Term in software development

In software development, an architecture astronaut is a term for an individual who is focused on abstract ideas underpinning software design. It is often used pejoratively. The concept was popularized by developer Joel Spolsky in his 2001 essay, "Don't let architecture astronauts scare you", in which he criticized their tendency to see patterns in everything as "absurd". Programmer John Carmack has defined architecture astronauts as "a class of programmers or designers who only want to talk about things from the highest level."
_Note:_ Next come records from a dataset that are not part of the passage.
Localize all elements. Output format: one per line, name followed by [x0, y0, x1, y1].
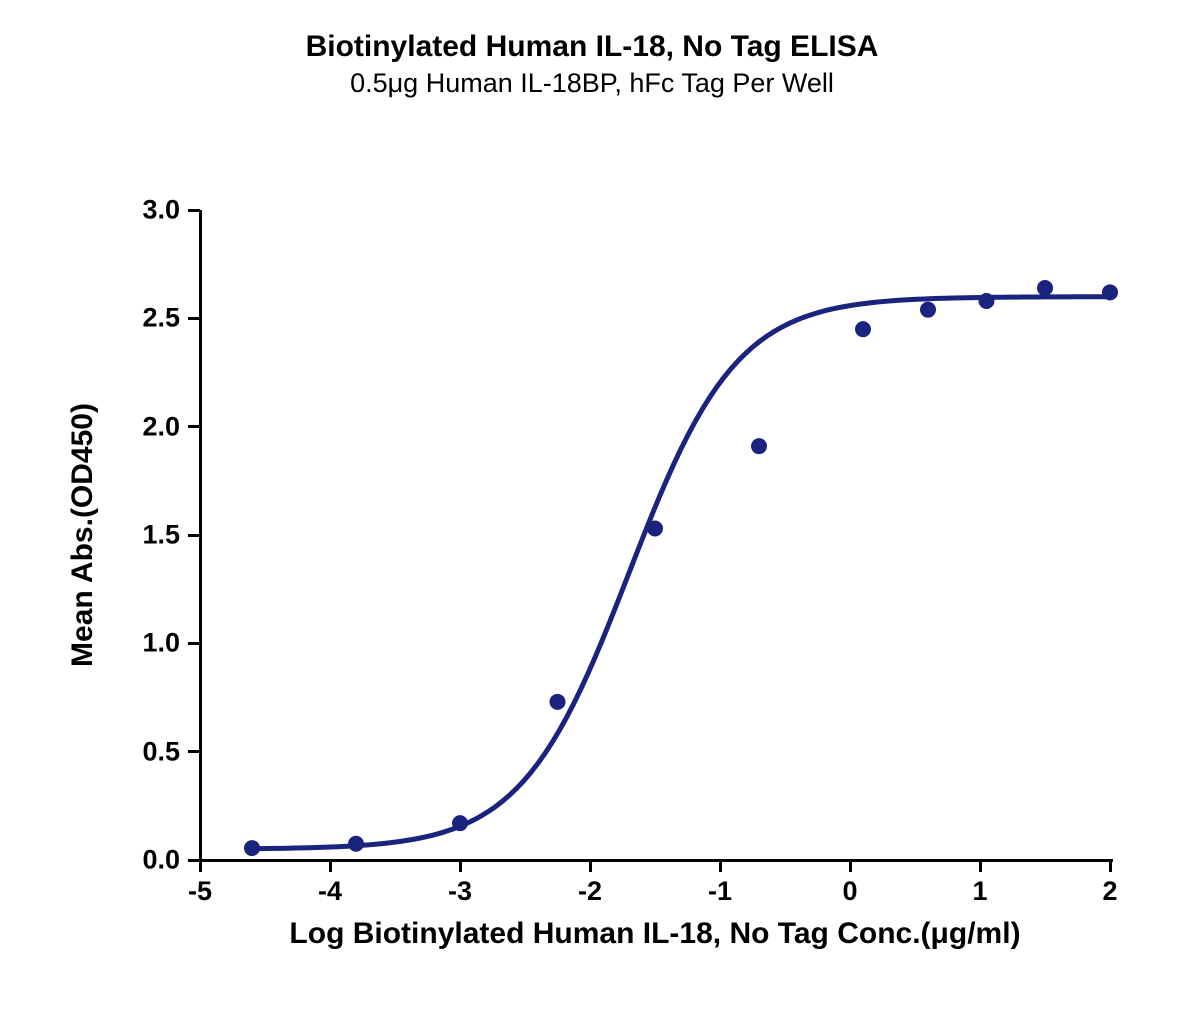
y-tick-label: 1.5 [128, 520, 180, 551]
y-tick [188, 209, 200, 212]
y-axis-title: Mean Abs.(OD450) [66, 403, 100, 667]
y-tick [188, 425, 200, 428]
y-tick-label: 2.0 [128, 411, 180, 442]
chart-subtitle: 0.5μg Human IL-18BP, hFc Tag Per Well [0, 68, 1184, 99]
data-point [550, 694, 566, 710]
data-point [647, 521, 663, 537]
data-point [979, 293, 995, 309]
data-point [452, 815, 468, 831]
data-point [244, 840, 260, 856]
y-axis-line [199, 210, 202, 863]
y-tick [188, 750, 200, 753]
x-tick [199, 860, 202, 872]
x-tick [589, 860, 592, 872]
x-axis-title: Log Biotinylated Human IL-18, No Tag Con… [200, 917, 1110, 951]
x-tick [719, 860, 722, 872]
x-tick-label: -3 [448, 876, 472, 907]
data-point [1102, 284, 1118, 300]
y-tick [188, 317, 200, 320]
x-tick [1109, 860, 1112, 872]
data-point [751, 438, 767, 454]
y-tick-label: 2.5 [128, 303, 180, 334]
x-tick-label: -4 [318, 876, 342, 907]
fit-curve [252, 297, 1110, 849]
data-point [920, 302, 936, 318]
chart-svg [200, 210, 1110, 860]
y-tick [188, 859, 200, 862]
y-tick [188, 534, 200, 537]
y-tick-label: 1.0 [128, 628, 180, 659]
title-block: Biotinylated Human IL-18, No Tag ELISA 0… [0, 30, 1184, 99]
x-tick [849, 860, 852, 872]
x-tick-label: 2 [1102, 876, 1117, 907]
data-point [855, 321, 871, 337]
x-axis-line [200, 859, 1113, 862]
x-tick [459, 860, 462, 872]
y-tick-label: 3.0 [128, 195, 180, 226]
y-tick [188, 642, 200, 645]
x-tick-label: 0 [842, 876, 857, 907]
x-tick [329, 860, 332, 872]
plot-area [200, 210, 1110, 860]
x-tick-label: -2 [578, 876, 602, 907]
chart-title: Biotinylated Human IL-18, No Tag ELISA [0, 30, 1184, 64]
data-point [1037, 280, 1053, 296]
x-tick-label: 1 [972, 876, 987, 907]
x-tick [979, 860, 982, 872]
chart-container: Biotinylated Human IL-18, No Tag ELISA 0… [0, 0, 1184, 1014]
data-point [348, 836, 364, 852]
x-tick-label: -1 [708, 876, 732, 907]
y-tick-label: 0.0 [128, 845, 180, 876]
x-tick-label: -5 [188, 876, 212, 907]
y-tick-label: 0.5 [128, 736, 180, 767]
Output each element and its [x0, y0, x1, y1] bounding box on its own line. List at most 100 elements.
An abstract approach to software architecture can help build an understanding of the bigger picture, and the ability to communicate ideas to a broad group of stakeholders can be valuable. However, the architecture astronaut can take this approach to an extreme, and become disconnected from the systems they are designing. While they may impress others initially with their ability to speak confidently and at extremely high levels of abstraction, their actual designs often lack technical depth and practicality. Demonstrating little regard for logistical details about how their ideas should be executed, they may ultimately lose the respect of their development teams. According to Spolsky: When you go too far up, abstraction-wise, you run out of oxygen. Sometimes, smart thinkers just don't know when to stop, and they create these absurd, all-encompassing, high-level pictures of the universe that are all good and fine, but don't actually mean anything at all.In 2021, John Carmack, then CTO of Oculus consulting, described the metaverse as "a honeypot trap for architecture astronauts". He lamented that Mark Zuckerberg's focus on building the metaverse could result in thousands of people spending years building things that would not end up being useful.

Other projects that have been characterized as the work of architecture astronauts include XHTML 2.0, which HTML5 evangelist Bruce Lawson described in 2010 as "a beautiful specification of philosophical purity that had absolutely no resemblance to the real world."